Credit: Lara Crow/NPG

The naked mole rat exhibits resistance to cancer and is extremely long-lived. The cancer resistance results from an enhanced form of contact inhibition, early contact inhibition (ECI), which is induced when naked mole rat cells are at a lower density than mouse cells. However, what triggers ECI in the naked mole rat has remained unknown.

Conditioned media from naked mole rat fibroblast cultures is more viscous than that from cultures of cells from mouse, human or guinea pig (the closest phylogenetic relative to the naked mole rat), so the authors, led by Seluanov and Gorbunova, surmised that a secreted substance might induce ECI. They found that high-molecular-mass hyaluronan (HMM-HA) accounted for the high viscosity of naked mole rat fibroblast-conditioned media. HA is a component of the extracellular matrix (ECM), and HA polymer length modulates the cellular response on HA binding.Importantly, degradation of HMM-HA allowed naked mole rat fibroblasts to grow at a higher density than when HMM-HA was present in the culture medium, indicating that HMM-HA induces ECI.

HMM-HA is an important suppressor of naked mole rat fibroblast transformation

HA synthase 2 (HAS2) produces HMM-HA, and the authors showed that this enzyme is overexpressed in naked mole rat fibroblasts compared with mouse and human fibroblasts and compared with naked mole rat embryonic fibroblasts (that do not undergo ECI). Furthermore, the authors confirmed that many naked mole rat tissues express HMM-HA, unlike mouse or guinea pig tissue sections. The authors also found that naked mole rat cells express a much lower activity of hyaluronidase (which degrades HA), and naked mole rat fibroblasts had a higher affinity for HA binding than did human or mouse cells. Together, this indicates that increased production and reduced degradation of HMM-HA results in high levels of HMM-HA in the ECM and that naked mole rat fibroblasts have a high sensitivity to HMM-HA.

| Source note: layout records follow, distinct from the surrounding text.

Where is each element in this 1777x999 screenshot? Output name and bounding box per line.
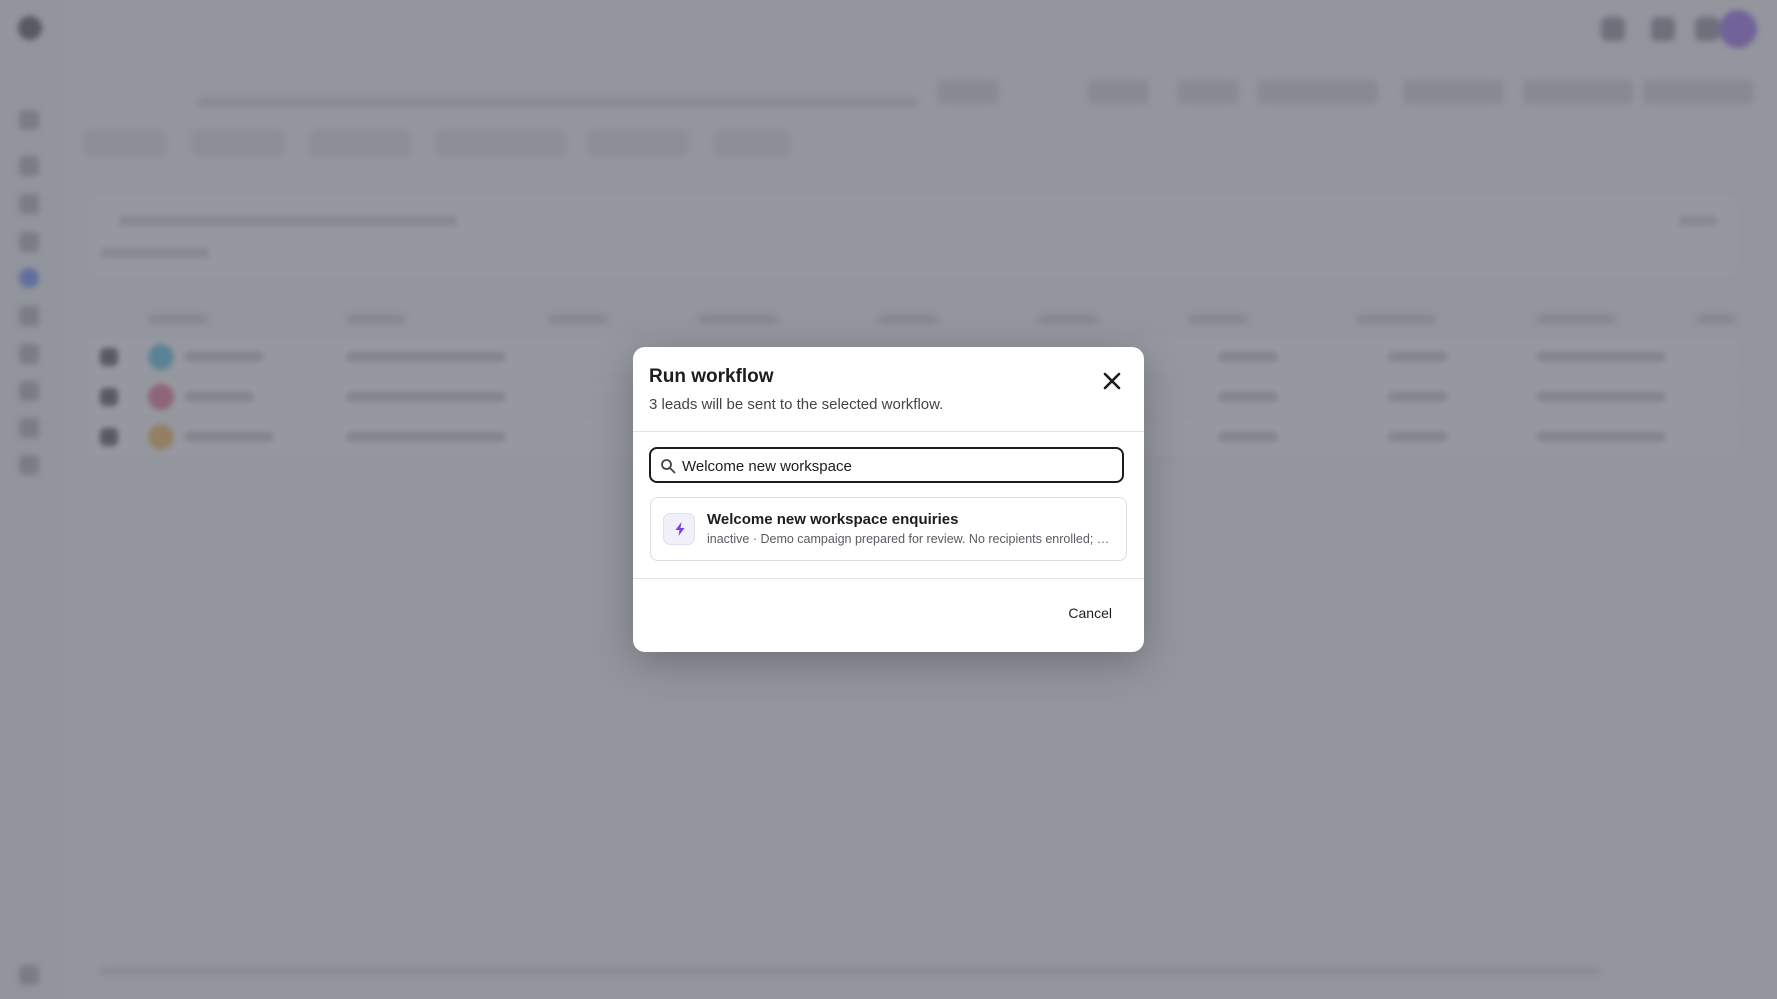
search-icon xyxy=(661,459,676,474)
search-field[interactable] xyxy=(649,447,1124,483)
dialog-title: Run workflow xyxy=(649,366,774,387)
run-workflow-dialog: Run workflow 3 leads will be sent to the… xyxy=(633,347,1144,652)
divider xyxy=(633,431,1144,432)
workflow-search-input[interactable] xyxy=(682,455,1112,477)
close-button[interactable] xyxy=(1100,369,1124,393)
workflow-icon-box xyxy=(663,513,695,545)
cancel-button[interactable]: Cancel xyxy=(1056,600,1124,626)
bolt-icon xyxy=(675,522,685,536)
workflow-title: Welcome new workspace enquiries xyxy=(707,511,959,528)
divider xyxy=(633,578,1144,579)
workflow-result-item[interactable]: Welcome new workspace enquiries inactive… xyxy=(650,497,1127,561)
close-icon xyxy=(1103,372,1121,390)
dialog-description: 3 leads will be sent to the selected wor… xyxy=(649,396,944,413)
workflow-description: inactive · Demo campaign prepared for re… xyxy=(707,532,1110,546)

So, how does HMM-HA induce ECI? CD44 is a receptor for HA, and the authors showed that when CD44 was blocked using antibodies naked mole rat fibroblast cultures reached a high density. Intracellullarly, CD44 interacts with merlin, and ECI induction results in unphosphorylated (growth-inhibitory) merlin and induces the expression of the cyclin-dependent kinase inhibitor INK4A (which is known to induce ECI).

What about cancer resistance? Naked mole rat fibroblasts do not undergo transformation induced by HRAS-G12V and SV40 large T antigen, which is indicated by a failure to grow in soft agar. However, when HMM-HA was degraded or CD44 was blocked, naked mole rat fibroblasts formed colonies in soft agar. Finally, the authors generated stably transformed naked mole rat fibroblasts by suppressing HAS2 expression or by overexpressing an HA-degrading enzyme, and these cells formed tumours in mice, unlike untransformed naked mole rat fibroblasts. Therefore, HMM-HA is an important suppressor of naked mole rat fibroblast transformation; it remains unclear whether this affects epithelial cell transformation.

The authors speculate that the production of HMM-HA by naked mole rats may have evolved as an adaptation to living in tunnels such that HMM-HA may confer a more flexible skin. However, this adaptation also seems to have conferred the cancer resistance exhibited by naked mole rats, which may also contribute to their longevity.